Diaghilev’s Ballets Russes took brief refuge from World War I in Granada and Seville, and there the Russian impresario’s attention was drawn to Falla’s work.He first hoped to fashion Nights in the Gardens of Spain as a ballet, but soon elected to adapt instead Falla’s pantomime of 1917, El Corregidor y la molinera (The Magistrate and the Miller’s Wife), for which he assembled a memorable team of collaborators.Falla, Diaghilev, the choreographer Leonide Massine, and the dance star Felix Garcia toured Andalusia together to study the native musicians and dancers.None other than Picasso was engaged for the costumes and decor, which included a magnificent front-drop depicting a bullfight. Shortly thereafter, the ballet troupe found employment in London. By that time, Garcia had become too ill to dance, and his part was taken by Massine. On that afternoon of the first performance, Falla was summoned by telegram back to Madrid to his mother’s deathbed. The Swiss conductor Ernest Ansermet stepped in to conduct. Falla’s ballet was an overnight success.

The story takes place in the eighteenth century in a small Spanish village. the miller and his wife live in a mill-house by a bridge, their esplanade shaded by a vine from which hang enormous clusters of grapes. A naughty blackbird is caged there, and we see, too, a portion of the living quarters, dominated by an imposing conjugal bed. It is afternoon.
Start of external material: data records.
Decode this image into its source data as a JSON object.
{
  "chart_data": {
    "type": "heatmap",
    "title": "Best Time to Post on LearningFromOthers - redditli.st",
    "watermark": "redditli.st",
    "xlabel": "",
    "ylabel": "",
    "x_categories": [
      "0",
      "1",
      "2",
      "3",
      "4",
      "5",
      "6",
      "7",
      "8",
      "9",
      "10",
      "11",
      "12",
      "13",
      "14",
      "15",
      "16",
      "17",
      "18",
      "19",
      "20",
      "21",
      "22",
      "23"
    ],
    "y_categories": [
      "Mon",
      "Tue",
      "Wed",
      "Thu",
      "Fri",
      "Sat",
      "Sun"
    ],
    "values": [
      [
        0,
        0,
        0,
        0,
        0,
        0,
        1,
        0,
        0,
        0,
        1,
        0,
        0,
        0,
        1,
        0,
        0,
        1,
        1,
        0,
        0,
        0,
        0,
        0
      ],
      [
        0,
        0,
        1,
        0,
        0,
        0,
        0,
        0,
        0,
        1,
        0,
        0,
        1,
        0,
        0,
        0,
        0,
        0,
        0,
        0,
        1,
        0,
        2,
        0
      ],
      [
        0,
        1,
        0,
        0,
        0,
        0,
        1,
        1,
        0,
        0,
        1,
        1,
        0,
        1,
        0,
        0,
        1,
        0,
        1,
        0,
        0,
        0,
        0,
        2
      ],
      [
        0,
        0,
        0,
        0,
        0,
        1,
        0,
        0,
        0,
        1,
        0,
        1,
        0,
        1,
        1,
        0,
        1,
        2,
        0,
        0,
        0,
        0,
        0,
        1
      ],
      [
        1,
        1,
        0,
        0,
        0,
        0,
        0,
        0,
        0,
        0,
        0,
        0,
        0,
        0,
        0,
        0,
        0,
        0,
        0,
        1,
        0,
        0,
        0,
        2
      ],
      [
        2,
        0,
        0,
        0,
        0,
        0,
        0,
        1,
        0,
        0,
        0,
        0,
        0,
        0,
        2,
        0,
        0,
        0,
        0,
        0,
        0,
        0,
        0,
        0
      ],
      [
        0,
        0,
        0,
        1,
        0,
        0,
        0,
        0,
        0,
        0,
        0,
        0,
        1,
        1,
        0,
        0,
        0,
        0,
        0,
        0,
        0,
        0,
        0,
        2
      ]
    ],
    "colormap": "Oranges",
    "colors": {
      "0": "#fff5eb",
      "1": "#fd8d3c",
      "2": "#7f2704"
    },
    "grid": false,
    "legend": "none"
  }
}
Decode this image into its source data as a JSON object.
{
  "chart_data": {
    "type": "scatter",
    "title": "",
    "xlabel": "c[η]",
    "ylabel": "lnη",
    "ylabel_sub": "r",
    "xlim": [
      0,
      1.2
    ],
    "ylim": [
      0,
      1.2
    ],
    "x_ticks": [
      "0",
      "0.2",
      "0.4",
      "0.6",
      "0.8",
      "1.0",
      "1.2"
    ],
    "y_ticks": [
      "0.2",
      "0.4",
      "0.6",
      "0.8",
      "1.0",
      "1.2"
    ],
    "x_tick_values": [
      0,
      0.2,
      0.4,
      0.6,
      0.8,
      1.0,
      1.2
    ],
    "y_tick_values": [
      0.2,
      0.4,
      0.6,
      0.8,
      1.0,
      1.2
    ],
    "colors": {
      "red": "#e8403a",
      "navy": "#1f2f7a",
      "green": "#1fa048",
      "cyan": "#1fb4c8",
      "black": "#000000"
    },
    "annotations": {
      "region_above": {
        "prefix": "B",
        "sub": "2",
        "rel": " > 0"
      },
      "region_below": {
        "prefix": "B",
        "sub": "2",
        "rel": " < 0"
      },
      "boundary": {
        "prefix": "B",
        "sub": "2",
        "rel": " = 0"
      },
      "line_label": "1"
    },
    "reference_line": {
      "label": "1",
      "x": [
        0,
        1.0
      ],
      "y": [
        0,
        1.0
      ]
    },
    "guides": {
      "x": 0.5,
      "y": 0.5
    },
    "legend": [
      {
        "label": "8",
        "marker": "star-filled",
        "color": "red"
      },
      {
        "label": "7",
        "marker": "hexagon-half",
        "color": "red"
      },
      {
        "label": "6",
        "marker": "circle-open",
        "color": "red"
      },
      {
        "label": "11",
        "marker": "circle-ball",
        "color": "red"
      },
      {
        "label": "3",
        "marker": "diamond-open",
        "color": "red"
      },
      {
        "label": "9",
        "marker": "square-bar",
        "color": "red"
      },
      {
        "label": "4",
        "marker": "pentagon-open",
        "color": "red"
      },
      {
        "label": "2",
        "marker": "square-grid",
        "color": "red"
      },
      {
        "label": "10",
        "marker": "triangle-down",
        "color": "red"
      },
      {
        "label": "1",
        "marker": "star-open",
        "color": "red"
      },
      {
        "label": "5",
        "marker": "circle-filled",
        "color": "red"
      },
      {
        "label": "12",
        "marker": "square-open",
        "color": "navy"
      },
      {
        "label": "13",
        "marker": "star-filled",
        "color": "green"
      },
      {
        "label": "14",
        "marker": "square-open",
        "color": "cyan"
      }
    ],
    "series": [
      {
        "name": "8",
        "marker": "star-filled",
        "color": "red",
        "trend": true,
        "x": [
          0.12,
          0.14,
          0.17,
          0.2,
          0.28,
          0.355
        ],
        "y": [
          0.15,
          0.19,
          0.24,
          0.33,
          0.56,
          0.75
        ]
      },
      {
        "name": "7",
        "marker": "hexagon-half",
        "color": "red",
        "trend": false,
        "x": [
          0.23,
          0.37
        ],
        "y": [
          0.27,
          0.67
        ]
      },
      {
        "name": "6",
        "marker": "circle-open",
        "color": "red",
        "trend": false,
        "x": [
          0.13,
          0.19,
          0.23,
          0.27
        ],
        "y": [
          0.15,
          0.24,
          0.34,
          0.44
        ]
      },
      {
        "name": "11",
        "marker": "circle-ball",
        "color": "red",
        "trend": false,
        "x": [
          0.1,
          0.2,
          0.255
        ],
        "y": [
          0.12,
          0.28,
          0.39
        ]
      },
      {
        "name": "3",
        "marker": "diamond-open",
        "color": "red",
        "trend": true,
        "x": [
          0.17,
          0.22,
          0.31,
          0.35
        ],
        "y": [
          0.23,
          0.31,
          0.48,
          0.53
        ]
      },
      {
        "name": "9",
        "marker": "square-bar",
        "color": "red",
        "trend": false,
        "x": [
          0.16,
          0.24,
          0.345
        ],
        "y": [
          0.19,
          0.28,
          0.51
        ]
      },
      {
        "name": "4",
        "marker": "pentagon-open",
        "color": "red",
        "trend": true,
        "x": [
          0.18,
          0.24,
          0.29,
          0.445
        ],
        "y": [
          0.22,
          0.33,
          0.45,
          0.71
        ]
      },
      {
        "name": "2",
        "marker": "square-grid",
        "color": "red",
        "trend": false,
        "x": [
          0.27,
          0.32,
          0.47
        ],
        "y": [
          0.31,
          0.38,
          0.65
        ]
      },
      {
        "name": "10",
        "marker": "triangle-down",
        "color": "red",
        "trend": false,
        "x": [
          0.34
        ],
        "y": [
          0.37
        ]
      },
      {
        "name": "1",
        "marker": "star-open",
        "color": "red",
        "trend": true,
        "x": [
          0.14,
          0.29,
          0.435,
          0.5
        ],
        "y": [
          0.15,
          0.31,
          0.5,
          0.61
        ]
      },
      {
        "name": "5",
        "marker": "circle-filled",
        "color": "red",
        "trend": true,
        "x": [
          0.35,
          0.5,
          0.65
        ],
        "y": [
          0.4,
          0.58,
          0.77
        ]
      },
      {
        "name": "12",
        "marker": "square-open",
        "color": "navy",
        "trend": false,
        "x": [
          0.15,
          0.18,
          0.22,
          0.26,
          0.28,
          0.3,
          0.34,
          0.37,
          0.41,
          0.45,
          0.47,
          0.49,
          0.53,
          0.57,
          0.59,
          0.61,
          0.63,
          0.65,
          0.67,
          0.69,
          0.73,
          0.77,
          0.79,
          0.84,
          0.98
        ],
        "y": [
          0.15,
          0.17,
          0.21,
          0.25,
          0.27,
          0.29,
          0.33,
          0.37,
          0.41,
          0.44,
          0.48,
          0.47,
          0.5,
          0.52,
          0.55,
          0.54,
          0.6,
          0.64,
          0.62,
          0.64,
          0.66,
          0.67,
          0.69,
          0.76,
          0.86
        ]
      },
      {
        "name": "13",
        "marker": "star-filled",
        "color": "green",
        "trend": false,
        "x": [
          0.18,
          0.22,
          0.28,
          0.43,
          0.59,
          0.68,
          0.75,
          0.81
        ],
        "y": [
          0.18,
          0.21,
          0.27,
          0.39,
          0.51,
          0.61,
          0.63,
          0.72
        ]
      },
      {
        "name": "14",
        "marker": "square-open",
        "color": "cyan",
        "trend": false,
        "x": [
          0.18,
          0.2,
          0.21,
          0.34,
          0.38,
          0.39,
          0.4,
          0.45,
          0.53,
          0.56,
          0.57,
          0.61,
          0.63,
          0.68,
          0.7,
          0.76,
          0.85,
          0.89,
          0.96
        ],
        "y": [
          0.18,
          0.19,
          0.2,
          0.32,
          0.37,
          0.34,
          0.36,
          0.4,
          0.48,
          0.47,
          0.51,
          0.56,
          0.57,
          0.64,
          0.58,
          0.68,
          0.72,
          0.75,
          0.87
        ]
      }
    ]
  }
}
The homey miller and his beautiful wife flirt with the passerby. The corregidor enters, oblivious that the grotesque hat, symbol of his authority, is the object of collective derision. When the miller’s wife returns a glove he has let fall, he is smitten. Later, he returns to court the wife; she, pretending not to notice him, dances a purposefully erotic fandango. Then she tempts and teases him with a bunch of the grapes until he falls exhausted to the ground. The miller and his wife resume the fandango.

That evening is St. John’s Night, a time of merrymaking. The neighbors come onstage and the miller dances a big solo piece (added for Massine). The corregidor’s inquisitors arrive (to Beethoven’s “fate knocking at the door” motive) and arrest the miller ,as the guests flee. the miller’s wife is left alone as a distant gypsy warns wives to bar their doors lest a devil ocme to call. Her song ends with the call of a cuckoo, followed by a cuckoo clock striking nine. The corregidor, having fallen in the water as he crossed the bridge, enters dripping wet, removes his clothes, and gets into the bed. Chaos ensues: the miller returns and infers the worst; the corregidor and the miller end up in each other’s garments; the inquisitors pursue the wrong man; the merrymakers wrap the hated corregidor in a blanket and toss him around like a puppet.

Falla’s music is gracious and restrained, based largely on traditional melodies, and with a host of technical clevernesses to reflect the action on stage. You can virtually see the ballet in your mind’s eye, especially if you follow Falla’s synopsis, where each new turn of events is cued to a number in the piano score. Indeed you must try, in a concert performance, to imagine the dancing, for otherwise the jota at the end, a castanet dance in the triple, is the only really thrilling segment. the introduction, with its distant oles and clapping, was an addition demanded by Diaghilev to allow the audience to admire Picasso’s front-drop when the curtains first parted.

Yet here as elsewhere in Falla, the orchestral brushwork is wonderfully delicate. Listen, for example, for the well music (complete with creaky winch) in the first tableau, accomplished with high piccolos and string harmonics. Strings are used in solos, pairs, or a half-section at a time, and though the work calls for a full brass section, the trombones and third and fourth horns enter for the first time in the concluding dance. The piano, as in Nights in the Gardens of Spain, provides the arabesques and arpeggiations demanded by the style. The guitar, whose textures and practices literally define the idiom, does not appear at all, and castanets are heard only at the beginning and end. Instead the whole orchestra conveys the spirit of a music dominated by one voice and guitar. The first bassoon payer, who portrays the wily corregidor instrumentally, should get a solo bow.